Martes, 03 de Agosto del 2021
Martes, 22 Junio 2021 01:26

Esto no ha terminado

Esto no ha terminado Escrito Por :   Irma Sánchez

Con el manejo político con el que México ha tomado decisiones sobre la pandemia, ya se acumula la muerte de 231 mil 187 personas hasta este lunes, y así las expectativas sobre el problema de salud no resultan favorables ni para las personas, ni para los colectivos de la sociedad, ni para el gobierno.


 

Y es que entre la realidad y dimensión del problema y su manejo político se produce un abismo tan profundo como el de ‘nuestro socavón poblano’.

 

Oficialmente se manejan unos datos y tendencias cautos para no asustar a la población, los cuales distan de los reales.

 

Este manejo, hay que admitir, que no es exclusivo de México.

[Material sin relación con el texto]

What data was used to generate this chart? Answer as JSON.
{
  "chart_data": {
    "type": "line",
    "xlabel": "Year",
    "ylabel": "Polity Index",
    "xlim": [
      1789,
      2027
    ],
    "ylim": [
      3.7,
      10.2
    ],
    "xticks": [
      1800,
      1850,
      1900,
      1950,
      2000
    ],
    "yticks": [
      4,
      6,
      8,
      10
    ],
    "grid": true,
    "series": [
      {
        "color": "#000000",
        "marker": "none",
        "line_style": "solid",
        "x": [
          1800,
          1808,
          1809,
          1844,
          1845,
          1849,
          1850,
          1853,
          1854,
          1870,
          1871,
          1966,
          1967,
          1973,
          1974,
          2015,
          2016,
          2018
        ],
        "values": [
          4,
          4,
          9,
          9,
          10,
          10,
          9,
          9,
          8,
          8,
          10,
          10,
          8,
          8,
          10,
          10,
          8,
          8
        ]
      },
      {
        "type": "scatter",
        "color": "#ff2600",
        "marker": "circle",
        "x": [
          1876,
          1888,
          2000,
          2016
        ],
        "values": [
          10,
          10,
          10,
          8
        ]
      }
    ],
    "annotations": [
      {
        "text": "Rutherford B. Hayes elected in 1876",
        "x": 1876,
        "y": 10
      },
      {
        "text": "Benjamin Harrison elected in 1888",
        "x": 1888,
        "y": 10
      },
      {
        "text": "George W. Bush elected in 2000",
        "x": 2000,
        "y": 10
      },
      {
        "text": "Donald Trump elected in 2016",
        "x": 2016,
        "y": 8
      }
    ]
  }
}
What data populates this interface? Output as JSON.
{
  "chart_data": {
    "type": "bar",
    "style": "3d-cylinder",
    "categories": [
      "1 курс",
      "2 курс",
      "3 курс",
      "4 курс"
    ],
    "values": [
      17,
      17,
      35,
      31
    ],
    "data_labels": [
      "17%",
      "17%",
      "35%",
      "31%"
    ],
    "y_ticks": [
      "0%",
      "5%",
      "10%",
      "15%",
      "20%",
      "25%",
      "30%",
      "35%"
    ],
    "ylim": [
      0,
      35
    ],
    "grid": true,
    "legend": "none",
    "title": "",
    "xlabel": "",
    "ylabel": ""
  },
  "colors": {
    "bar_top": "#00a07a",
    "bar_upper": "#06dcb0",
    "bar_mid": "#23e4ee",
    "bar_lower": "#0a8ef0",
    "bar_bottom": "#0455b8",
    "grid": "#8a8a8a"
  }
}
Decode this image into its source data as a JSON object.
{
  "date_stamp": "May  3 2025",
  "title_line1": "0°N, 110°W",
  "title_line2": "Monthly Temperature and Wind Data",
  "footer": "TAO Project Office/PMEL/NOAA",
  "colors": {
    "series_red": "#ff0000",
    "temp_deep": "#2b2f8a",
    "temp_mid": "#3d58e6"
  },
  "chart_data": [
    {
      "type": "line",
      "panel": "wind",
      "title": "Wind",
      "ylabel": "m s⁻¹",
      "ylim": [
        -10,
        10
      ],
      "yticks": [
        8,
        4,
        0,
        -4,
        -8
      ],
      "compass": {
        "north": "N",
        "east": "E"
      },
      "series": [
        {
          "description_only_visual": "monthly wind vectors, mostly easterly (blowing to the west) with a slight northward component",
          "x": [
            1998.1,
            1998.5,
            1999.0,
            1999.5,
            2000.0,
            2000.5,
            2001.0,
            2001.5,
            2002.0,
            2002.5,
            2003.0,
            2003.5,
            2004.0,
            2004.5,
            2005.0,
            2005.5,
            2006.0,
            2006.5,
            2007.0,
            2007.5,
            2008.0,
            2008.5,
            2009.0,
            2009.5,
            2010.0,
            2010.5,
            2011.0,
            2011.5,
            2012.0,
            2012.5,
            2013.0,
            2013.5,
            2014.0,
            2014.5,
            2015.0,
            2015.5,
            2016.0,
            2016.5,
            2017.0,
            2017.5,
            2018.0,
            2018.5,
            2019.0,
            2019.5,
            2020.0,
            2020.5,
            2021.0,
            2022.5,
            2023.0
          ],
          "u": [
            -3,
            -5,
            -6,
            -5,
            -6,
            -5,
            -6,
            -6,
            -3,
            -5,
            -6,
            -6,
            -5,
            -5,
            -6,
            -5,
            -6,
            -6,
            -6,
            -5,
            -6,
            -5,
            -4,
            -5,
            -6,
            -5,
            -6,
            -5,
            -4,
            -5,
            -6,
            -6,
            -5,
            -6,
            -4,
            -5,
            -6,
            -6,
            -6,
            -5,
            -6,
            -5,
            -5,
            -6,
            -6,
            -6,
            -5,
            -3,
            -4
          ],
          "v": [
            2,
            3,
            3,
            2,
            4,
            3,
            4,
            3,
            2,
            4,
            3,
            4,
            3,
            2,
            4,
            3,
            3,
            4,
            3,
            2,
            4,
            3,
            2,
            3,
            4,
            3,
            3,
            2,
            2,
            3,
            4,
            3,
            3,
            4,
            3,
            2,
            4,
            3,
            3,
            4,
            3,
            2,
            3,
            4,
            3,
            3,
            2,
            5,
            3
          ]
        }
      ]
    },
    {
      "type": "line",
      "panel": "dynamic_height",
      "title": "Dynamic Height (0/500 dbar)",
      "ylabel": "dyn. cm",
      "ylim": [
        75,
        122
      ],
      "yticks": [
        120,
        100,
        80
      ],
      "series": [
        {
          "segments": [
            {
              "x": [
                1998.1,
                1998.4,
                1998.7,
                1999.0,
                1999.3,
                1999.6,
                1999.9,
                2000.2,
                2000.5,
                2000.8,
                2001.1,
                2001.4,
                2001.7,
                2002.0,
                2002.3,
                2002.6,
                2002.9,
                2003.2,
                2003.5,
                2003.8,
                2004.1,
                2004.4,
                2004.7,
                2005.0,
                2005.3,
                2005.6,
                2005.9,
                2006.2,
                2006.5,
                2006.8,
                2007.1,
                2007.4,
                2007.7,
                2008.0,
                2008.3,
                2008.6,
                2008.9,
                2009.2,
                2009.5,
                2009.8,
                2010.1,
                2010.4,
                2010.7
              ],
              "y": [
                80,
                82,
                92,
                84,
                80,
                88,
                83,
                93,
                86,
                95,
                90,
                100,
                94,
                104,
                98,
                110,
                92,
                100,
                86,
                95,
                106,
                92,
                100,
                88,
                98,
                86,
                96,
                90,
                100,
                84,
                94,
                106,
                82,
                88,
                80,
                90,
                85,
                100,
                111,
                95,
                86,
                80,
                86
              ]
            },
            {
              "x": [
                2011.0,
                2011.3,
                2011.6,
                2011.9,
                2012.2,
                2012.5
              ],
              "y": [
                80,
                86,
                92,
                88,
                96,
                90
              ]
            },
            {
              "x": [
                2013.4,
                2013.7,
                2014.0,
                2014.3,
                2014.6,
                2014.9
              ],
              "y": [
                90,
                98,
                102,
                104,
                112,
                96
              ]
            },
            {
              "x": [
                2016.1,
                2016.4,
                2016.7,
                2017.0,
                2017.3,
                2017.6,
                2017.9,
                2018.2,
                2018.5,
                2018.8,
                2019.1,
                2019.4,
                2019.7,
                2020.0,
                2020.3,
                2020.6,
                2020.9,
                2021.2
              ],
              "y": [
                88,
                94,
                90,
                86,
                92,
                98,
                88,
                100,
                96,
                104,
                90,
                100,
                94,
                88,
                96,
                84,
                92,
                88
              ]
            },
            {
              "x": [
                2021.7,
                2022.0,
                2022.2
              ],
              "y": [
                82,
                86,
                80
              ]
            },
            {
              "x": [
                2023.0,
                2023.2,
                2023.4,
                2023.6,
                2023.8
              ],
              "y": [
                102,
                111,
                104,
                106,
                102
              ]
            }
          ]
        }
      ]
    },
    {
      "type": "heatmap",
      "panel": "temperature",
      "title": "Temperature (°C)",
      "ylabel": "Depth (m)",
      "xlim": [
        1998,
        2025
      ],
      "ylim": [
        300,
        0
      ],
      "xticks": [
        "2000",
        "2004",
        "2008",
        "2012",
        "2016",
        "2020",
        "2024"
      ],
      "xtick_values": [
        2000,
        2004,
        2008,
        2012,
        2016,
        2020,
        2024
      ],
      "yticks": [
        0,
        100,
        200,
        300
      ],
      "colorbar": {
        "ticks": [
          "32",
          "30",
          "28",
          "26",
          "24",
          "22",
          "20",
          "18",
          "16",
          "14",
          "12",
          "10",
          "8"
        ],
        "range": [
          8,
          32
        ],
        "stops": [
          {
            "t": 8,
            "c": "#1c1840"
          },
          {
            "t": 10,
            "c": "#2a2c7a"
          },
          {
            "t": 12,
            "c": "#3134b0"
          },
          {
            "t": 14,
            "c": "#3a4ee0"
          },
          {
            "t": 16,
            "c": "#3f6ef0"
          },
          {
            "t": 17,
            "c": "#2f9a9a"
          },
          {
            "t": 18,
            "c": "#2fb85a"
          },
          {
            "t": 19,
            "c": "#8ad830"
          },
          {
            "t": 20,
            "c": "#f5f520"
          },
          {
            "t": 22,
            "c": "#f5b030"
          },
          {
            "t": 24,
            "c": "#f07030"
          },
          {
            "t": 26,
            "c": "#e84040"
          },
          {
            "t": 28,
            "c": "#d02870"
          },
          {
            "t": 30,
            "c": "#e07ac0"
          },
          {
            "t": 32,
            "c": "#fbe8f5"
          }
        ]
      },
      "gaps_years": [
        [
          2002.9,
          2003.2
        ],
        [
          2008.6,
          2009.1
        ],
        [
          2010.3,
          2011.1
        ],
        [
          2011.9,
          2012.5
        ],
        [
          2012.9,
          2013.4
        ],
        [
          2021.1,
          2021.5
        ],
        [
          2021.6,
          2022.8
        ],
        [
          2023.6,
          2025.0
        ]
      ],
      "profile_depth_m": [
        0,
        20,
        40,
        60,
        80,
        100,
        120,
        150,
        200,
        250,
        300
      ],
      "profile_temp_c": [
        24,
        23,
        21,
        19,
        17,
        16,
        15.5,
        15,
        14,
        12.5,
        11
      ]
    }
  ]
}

En todo el mundo la población quiere y urge a regresar a la normalidad ante los estragos económicos por la paralización de más de un año que ha traído consigo serios problemas económicos, que repercuten y ya pesan en los terrenos social, político, de la educación, y la salud.

 

El riesgo del manejo político es que la sociedad ‘se va con la finta’ y comete muchas imprudencias, desde lo elemental como olvidarse del cubrebocas, amontonarse para hacer fiesta luego de un año de alejamiento y del gel y el lavado de manos, porque la gente ya compra, vende y come de todo lo que encuentra a su alcance en la vía pública.

 

El manejo político incluyó el regreso a clases que provocó el rebote de los escolares a sus domicilios, ante el latente riesgo de contagios que alienten la temida tercera ola a la que todos le tienen miedo.

 

Aquí en Puebla, las decisiones del gobernador Luis Miguel Barbosa han permitido desacelerar el ritmo de contagios, producto de un trabajo congruente fincado en diagnósticos reales por encima de la ficción política.

 

Las decisiones no han sido fáciles.

 

Las presiones han abundado.

 

Pero la sensatez y la congruencia para definir las acciones han permitido llevar por mejor rumbo a Puebla y a los poblanos.

 

Hoy corresponde a los poblanos acatar y cooperar para ir por camino seguro y con mejores resultados, asumiendo que la recuperación será más lenta, pero segura.

 

Se trata de dar el último jalón a un problema controlable sumando voluntad y convicción de que las decisiones están bien tomadas, y que lo que viene, conviene.

 

Sólo así se blinda el riesgo de una tercera ola y de un ‘contagio en rebaño’.